L’unico modo che ha Antonella Zarri per sopravvivere è ripensare ai suoi figli, Alice e Alberto Scagni, quando erano bambini. Ora è senza entrambi. La figlia, 34 anni, è stata accoltellata a morte dal fratello, 42 anni, la sera del primo maggio scorso, nel quartiere di Quinto a Genova. Lei e il marito Graziano avevano chiesto aiuto ripetutamente per le minacce del figlio, anche il giorno in cui poi è maturato l’omicidio. Ma la polizia non ha assecondato la richiesta di tenere sotto osservazione la casa di Alice. Per questo, oltre all’inchiesta per omicidio, il sostituto procuratore Paola Crispo ha aperto un fascicolo per fare luce su quegli allarmi caduti nel vuoto, anche al centro di salute mentale a cui i genitori di Alberto si erano rivolti per trovare assistenza psichiatrica per il figlio.



Ora Alberto Scagni si trova nel carcere di Marassi. Questa settimana gli tocca il secondo incontro per la perizia medico legale che dovrà decreterà se era capace di intendere e volere al momento dell’omicidio della sorella Alice. Alla seduta prenderà parte anche il consulente dei genitori, lo psichiatra Paolo Verri, incaricato dal nuovo legale della coppia, l’avvocato Fabio Anselmi, che ha assistito anche i familiari di Stefano Cucchi, Federico Aldrovandi, Giuseppe Uva e Riccardo Magherini. Proprio il legale ha chiesto e ottenuto che il telefono dei genitori, sequestrato nei giorni scorsi, sia esaminato in sede di incidente probatorio, così ogni parte potrà nominare un consulente.

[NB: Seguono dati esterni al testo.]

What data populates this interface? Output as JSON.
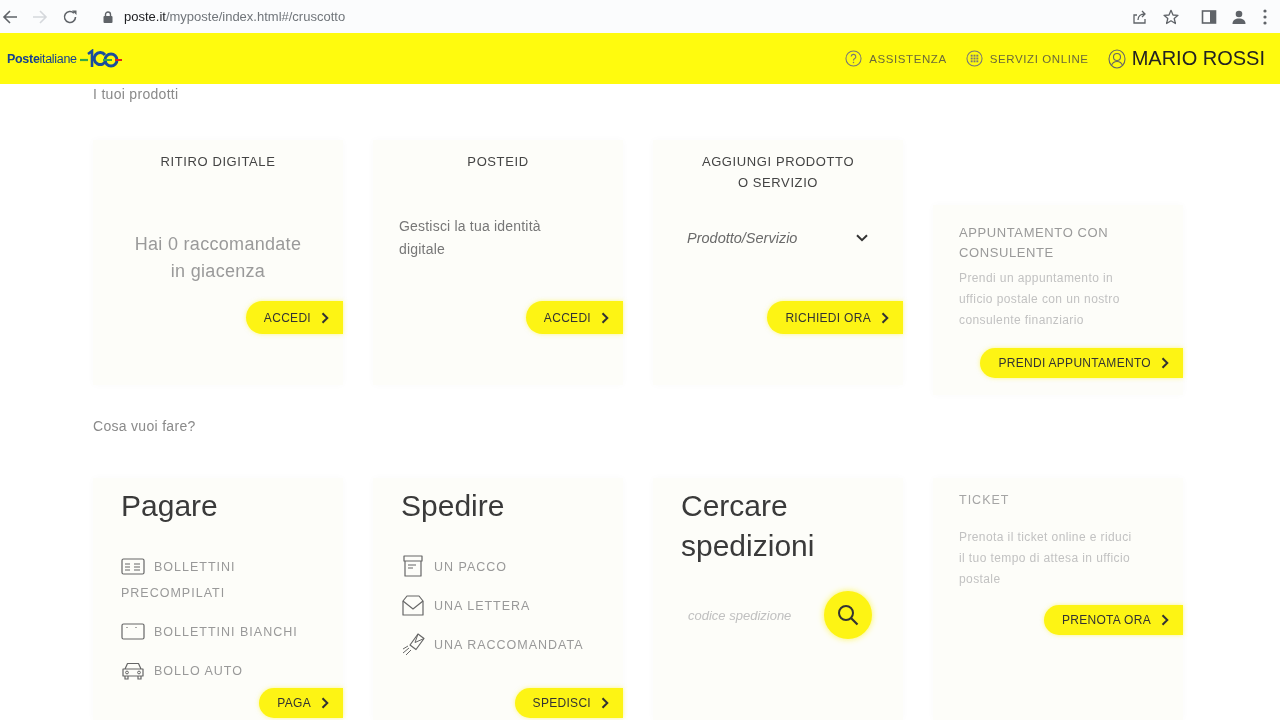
{
  "browser": {
    "forward_disabled": true,
    "url_host": "poste.it",
    "url_path": "/myposte/index.html#/cruscotto"
  },
  "header": {
    "logo": "**Poste**italiane",
    "links": [
      {
        "label": "ASSISTENZA"
      },
      {
        "label": "SERVIZI ONLINE"
      }
    ],
    "user": "MARIO ROSSI"
  },
  "products": {
    "heading": "I tuoi prodotti",
    "cards": [
      {
        "kind": "message",
        "title": "RITIRO DIGITALE",
        "text": "Hai 0 raccomandate in giacenza",
        "button": "ACCEDI"
      },
      {
        "kind": "text",
        "title": "POSTEID",
        "text": "Gestisci la tua identità digitale",
        "button": "ACCEDI"
      },
      {
        "kind": "select",
        "title": "AGGIUNGI PRODOTTO O SERVIZIO",
        "placeholder": "Prodotto/Servizio",
        "button": "RICHIEDI ORA"
      },
      {
        "kind": "info",
        "title": "APPUNTAMENTO CON CONSULENTE",
        "text": "Prendi un appuntamento in ufficio postale con un nostro consulente finanziario",
        "button": "PRENDI APPUNTAMENTO"
      }
    ]
  },
  "actions": {
    "heading": "Cosa vuoi fare?",
    "cards": [
      {
        "kind": "list",
        "title": "Pagare",
        "items": [
          "BOLLETTINI PRECOMPILATI",
          "BOLLETTINI BIANCHI",
          "BOLLO AUTO"
        ],
        "button": "PAGA"
      },
      {
        "kind": "list",
        "title": "Spedire",
        "items": [
          "UN PACCO",
          "UNA LETTERA",
          "UNA RACCOMANDATA"
        ],
        "button": "SPEDISCI"
      },
      {
        "kind": "search",
        "title": "Cercare spedizioni",
        "placeholder": "codice spedizione"
      },
      {
        "kind": "info",
        "title": "TICKET",
        "text": "Prenota il ticket online e riduci il tuo tempo di attesa in ufficio postale",
        "button": "PRENOTA ORA"
      }
    ]
  }
}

OMICIDIO ALICE SCAGNI, LE ACCUSE DELLA MADRE

Ma il sequestro del cellulare usato dalla madre per chiamare la polizia dopo le minacce del fratello fa insorgere la donna. «La sera guardavo le foto di mia figlia sul cellulare. Ora però mi viene sequestrato, dopo che avevo già fornito a chi indaga, come mi era stato chiesto, le chat e i contatti con mio figlio. Non si fidano? Quasi veniamo trattati come se avessimo una colpa», dichiara Antonella Zarri al Secolo XIX. Le operazioni cominceranno il 19 luglio, verrà esaminato anche il telefono di Alberto Scagni. «Nulla sappiamo più dell’indagine sulle nostre chiamate alla polizia e ai sanitari. Neanche mi avevano chiesto di fornire quanto contenuto nel mio telefonino rispetto a queste, quando avevano voluto le chat con Alberto. Ero stata sentita per un’ora e mezza e avevano ridotto tutto a 9 pagine. Mi sono rifiutata di firmarle», aggiunge la mamma di Alice Scagni. Col tempo sostiene di aver elaborato dettagli e ricordi che potrebbero tornare utili agli inquirenti. «Ma sembra che non vogliano sentirci. Spero in un loro ripensamento, perché noi siamo quelli che hanno perso due figli. E chi poteva evitare tutto questo non l’ha fatto». I genitori al Secolo XIX spiegano di non aver avuto ancora contatti col figlio. «Il secondo incontro con gli psichiatri ci farà capire se c’è un avvicinamento, non sappiamo cosa sia giusto fare». La situazione è a dir poco complicata. «Credo che anche Alberto debba maturare una decisione».



LA REPLICA DELLA PROCURA

Non è tardata ad arrivare la replica del procuratore capo facente funzioni Francesco Pinto ad Antonella Zarri, che non ha voluto fornire il codice di sblocco del suo dispositivo agli inquirenti titolari delle indagini sull’omicidio della figlia Alice Scagni per mano del fratello Alberto. «Il telefono sequestrato? Una misura disposta dalla Procura anche nell’interesse della proprietaria del cellulare, stiamo facendo accertamenti sulla base delle sue affermazioni», dichiara a Repubblica. «Mi riservo di comunicare Pin in sede di copia forense in quanto questo cellulare contiene prove delle gravi inadempienze da me segnalate dell’aiuto richiesto ed inascoltato», aveva dichiarato Antonella Zarri.